Having a list of such problems would make a reasonable benchmark on which learning algorithms could be evaluated and compared to human performance.
Of course, on all these tasks the algorithms we have built so far are unable to match (or in certain cases even get close to) human performance.
Does it mean our algorithms are bad?
I would tend to think rather the opposite: they are very good and much better than humans in many respects. In my opinion, the reason why they do not get good success rates on those problems that are trivially solved by humans is that they don't have access to the same information and they are not given the right "priors"
Human brains are genetically designed for solving certain types of learning problems. For example, there are plenty of hard wiring in the visual system that makes object recognition easy for humans.
Also, for most "human learning" tasks, when we build a database of examples to be given to a computer, we only give a very limited amount of information to the computer. For example, when humans start to learn to recognize hand written characters, they already have a visual system that has been extensively trained to recognize all sorts of shapes. Imagine someone who has been blind from birth who suddenly recovers sight at the age of 6 and is directly put in front of handwritten characters on a screen, and asked to classify them. I would suspect that he would not get a better accuracy than existing learning algorithms.

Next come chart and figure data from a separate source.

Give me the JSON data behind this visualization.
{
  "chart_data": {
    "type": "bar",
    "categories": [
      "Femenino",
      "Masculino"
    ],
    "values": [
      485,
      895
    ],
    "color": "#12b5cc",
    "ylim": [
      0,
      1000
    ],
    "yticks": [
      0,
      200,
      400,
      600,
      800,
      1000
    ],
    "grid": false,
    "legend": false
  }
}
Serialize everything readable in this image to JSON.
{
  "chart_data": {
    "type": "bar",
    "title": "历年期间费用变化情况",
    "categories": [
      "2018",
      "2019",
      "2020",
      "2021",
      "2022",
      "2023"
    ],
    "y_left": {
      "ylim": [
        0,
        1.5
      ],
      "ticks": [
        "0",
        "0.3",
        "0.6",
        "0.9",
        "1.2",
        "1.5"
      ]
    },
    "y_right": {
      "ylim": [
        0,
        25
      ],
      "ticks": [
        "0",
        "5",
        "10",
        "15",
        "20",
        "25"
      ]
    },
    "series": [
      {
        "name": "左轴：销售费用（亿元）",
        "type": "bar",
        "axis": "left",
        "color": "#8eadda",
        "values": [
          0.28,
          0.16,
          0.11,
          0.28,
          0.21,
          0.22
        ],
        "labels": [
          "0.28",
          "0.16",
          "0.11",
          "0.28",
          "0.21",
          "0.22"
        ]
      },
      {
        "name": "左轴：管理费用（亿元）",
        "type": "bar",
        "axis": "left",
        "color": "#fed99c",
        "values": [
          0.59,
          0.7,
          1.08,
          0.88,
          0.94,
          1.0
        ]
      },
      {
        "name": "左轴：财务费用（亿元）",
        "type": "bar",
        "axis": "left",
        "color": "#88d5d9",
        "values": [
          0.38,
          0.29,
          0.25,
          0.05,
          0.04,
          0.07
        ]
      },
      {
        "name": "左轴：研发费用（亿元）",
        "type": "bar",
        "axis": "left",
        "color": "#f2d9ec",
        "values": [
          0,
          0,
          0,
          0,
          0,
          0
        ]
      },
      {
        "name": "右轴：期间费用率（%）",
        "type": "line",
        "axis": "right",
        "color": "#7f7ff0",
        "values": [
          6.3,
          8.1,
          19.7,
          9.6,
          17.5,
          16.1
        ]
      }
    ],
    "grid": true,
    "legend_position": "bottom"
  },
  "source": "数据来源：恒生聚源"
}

A similar but more realistic example could be constructed as follows. Imagine you are presented with images of handwritten characters whose pixels have been shuffled in a deterministic way. For vector-based learning algorithms this would not make any difference (they would still get some good predictive accuracy), while for humans it would be completely impossible to reach any reasonable level of generalization.
Yet another example to illustrate the kind of task that computers are faced with is the spam classification. It is clear that humans are better at classifying spam vs non-spam emails. The reason is that they "understand" what the emails mean and this is because of years of language training. So now, imagine you are given 200 emails written in chineese among which 100 are spam and 100 non-spam. Do you think someone who has never had any training about chineese language would be able to reach the kind of generalization accuracy a computer would?
The examples above illustrate how little information computers have when they are faced with a supervised learning task. It seems reasonable to assume that humans faced with similar tasks would not be much better.
The above discussion aims at emphasizing the importance of "having the right prior". To some extent, building an algorithm essentially means designing a prior, and designing a prior can only be done with respect to a class of problems (there is no "universal" prior). Designing a prior (which also means choosing an appropriate representation of the data) actually allows to introduce a large amount of information into the learning algorithm. Most human learning tasks are tasks that require a lot of information and this is why computers usually fail on those.